Post Project Discussion
The goal of our project was to create a Python package that allowed users take a body of text, clean it up various different ways, and to count the resulting unique words. A further function takes these counts and creates a bar graph of either the most or least popular words in the text.
During the development of the project, several different tools and methodologies were used right from the start and all the way throughout, while others were used to complete specific tasks along the way. We have put together some thoughts.
Development Tools
As with any project, several development tools were used. To start each member was able to become more familiar with their IDE of choice. The two used were JupyterLab and Visual Studio (VS) Code. While both have their strengths, it became apparent that VS Code provided a much better platform to use for package development (for at least one team member).
Here are a few additional highlighted tools:
- Hatch
- This was the first time using hatch. A very useful tool that made the initial set up of the package relatively seamless.
- PyTest
- The additional functionality to test for coverage was a useful feature we could use doing developing our tests. It integrated well in our automated workflows.
- LLMs
- During the development of our functions’ tests, despite writing our tests, it was evident of the speed and coverage an LLM can bring. Simply using it for creating test data was helpful. Even though our functions were relatively simple, it makes sense why a tool like this could be helpful in generating ideas for normal, but also edge tests cases, when creating the testing suite.
- Quarto and Quartodoc
- Why build a documenation website from stratch, when you don’t have to? Diving deeper into Quartodoc and understanding this tool further reinforces the need for reproducible reports and documentation. And, happily, that it doesn’t have to be a challenge to implement. Like PyTest, this integrated into the workflows nicely.
- Badges
- It’s important to have the supported Python versions and code coverage in an easily visible and accessible mannner. (Tied in with automation, which is even better!)
GitHub Infrastructure
Since we have already been using GitHub throughout the entire program, what was helpful was the introduction of additional features and the opportunity to use the site more.
- Issues and Project Boards
- The opportunity to use issues more was very helpful in keeping all our tasks documented somewhere. And since a discussion can occur within each one, this further kept everything together. Once paired with the project board, this really helped visuallize where the project was standing.
- Milestones
- Useful to see how this ties in with package development and versioning. Great to use as a summary.
- Pull Requests
- This provided everyone the opportunity and practise to review someone elses changes and foster questions and dialog before merging into main - all in one place.
- GitHub Actions
- As part of CI/CD, several workflows were developed. This really helped illustrate the efficiency these can have on a workflow. But also learning about automating tests, and selecting when these get triggered, helps ensure a healthy project and relatively clean codebase without introducing errors at several possible stages.
Organizational Practises
Our organizational practises were kept very much in line by the guidelines that were set out from the start and documented in our Team Contract. Open communication at every meeting/chat ensured continued success.
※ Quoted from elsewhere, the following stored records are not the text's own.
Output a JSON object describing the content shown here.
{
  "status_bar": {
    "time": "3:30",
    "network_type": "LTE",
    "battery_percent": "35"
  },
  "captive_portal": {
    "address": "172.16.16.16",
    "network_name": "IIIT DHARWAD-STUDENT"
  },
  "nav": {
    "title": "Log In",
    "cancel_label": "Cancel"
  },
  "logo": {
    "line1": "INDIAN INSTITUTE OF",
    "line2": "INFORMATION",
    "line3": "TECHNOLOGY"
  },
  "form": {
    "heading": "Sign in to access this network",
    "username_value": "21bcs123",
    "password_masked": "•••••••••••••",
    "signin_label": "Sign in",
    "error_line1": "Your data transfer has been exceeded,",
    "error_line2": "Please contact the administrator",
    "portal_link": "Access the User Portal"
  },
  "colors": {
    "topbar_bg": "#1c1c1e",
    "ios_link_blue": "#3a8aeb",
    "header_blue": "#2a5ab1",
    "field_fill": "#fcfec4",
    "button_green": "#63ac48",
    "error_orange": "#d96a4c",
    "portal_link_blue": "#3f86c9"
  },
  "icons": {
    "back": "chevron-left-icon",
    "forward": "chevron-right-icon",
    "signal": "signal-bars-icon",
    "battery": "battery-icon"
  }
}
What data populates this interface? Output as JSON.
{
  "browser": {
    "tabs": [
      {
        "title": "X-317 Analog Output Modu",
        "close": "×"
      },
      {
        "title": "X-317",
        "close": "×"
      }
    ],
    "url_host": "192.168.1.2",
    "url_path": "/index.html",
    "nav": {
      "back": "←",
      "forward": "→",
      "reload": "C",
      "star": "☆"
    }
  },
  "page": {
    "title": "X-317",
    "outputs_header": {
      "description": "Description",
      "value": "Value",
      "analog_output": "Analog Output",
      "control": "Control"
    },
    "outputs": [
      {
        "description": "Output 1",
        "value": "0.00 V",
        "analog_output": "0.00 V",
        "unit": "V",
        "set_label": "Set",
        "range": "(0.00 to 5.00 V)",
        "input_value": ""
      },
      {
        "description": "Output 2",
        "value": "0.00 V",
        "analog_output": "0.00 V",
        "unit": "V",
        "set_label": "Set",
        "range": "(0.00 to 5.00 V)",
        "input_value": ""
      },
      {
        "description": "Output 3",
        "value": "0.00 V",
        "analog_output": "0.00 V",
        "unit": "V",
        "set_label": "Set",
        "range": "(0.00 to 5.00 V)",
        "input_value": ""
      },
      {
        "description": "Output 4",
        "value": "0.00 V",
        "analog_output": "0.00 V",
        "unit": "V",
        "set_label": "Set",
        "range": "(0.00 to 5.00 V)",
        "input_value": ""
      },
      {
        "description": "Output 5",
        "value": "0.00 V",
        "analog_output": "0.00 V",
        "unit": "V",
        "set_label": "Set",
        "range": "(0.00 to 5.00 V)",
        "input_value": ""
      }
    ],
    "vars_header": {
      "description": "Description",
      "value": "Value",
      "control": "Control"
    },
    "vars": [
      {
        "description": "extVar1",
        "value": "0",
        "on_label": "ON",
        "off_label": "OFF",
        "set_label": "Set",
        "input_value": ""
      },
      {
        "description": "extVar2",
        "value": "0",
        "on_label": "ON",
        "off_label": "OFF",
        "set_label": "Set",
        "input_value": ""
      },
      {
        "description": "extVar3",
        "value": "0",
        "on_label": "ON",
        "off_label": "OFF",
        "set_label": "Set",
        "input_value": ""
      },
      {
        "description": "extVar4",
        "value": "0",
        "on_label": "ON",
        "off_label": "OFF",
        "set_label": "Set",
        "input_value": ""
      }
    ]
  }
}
Furthermore, using all of the tools provided by the GitHub infrastructure, really helped maintain an organized project. This would be highlighted in the use of Issues and a Project board. This helped the project move forward.
And of course, following conventional project guidelines, like folder structure and naming conventions, helped streamline our development process.
Scaling UP!
If this project were to grow, much of what we have already discussed are good practises to continue and would find themselves worked into the new project. However, we have listed a few areas that could be explored.
- Containerization
- With the growth of a team and several different types of work stations, it may be advantageous to have a development container to prevent any “But it runs on my machine” situations. Docker is a popular choice.
- Formal code ownership
- Since our team was small, we may have informally been applying this principal. However, on larger projects and teams it would be best to document and know exactly who is responsible for: specific function, tests, etc.
- Specific development branch
- While at the end of our project we were beginning to implement this process. It would be good practise to always have a development branch that is merged into and finally merge from it into main.
- Pull Request reviewers
- For our project, we assigned everyone (most times) to review a PR. In scaling up, this would no longer be a feasible workflow. Similar to formal code ownership, reviewers could also be more familiar with different sections of the code they are responsible to review.
All in all, both new and familiar tools were learned and used throughout the course and applied in our project.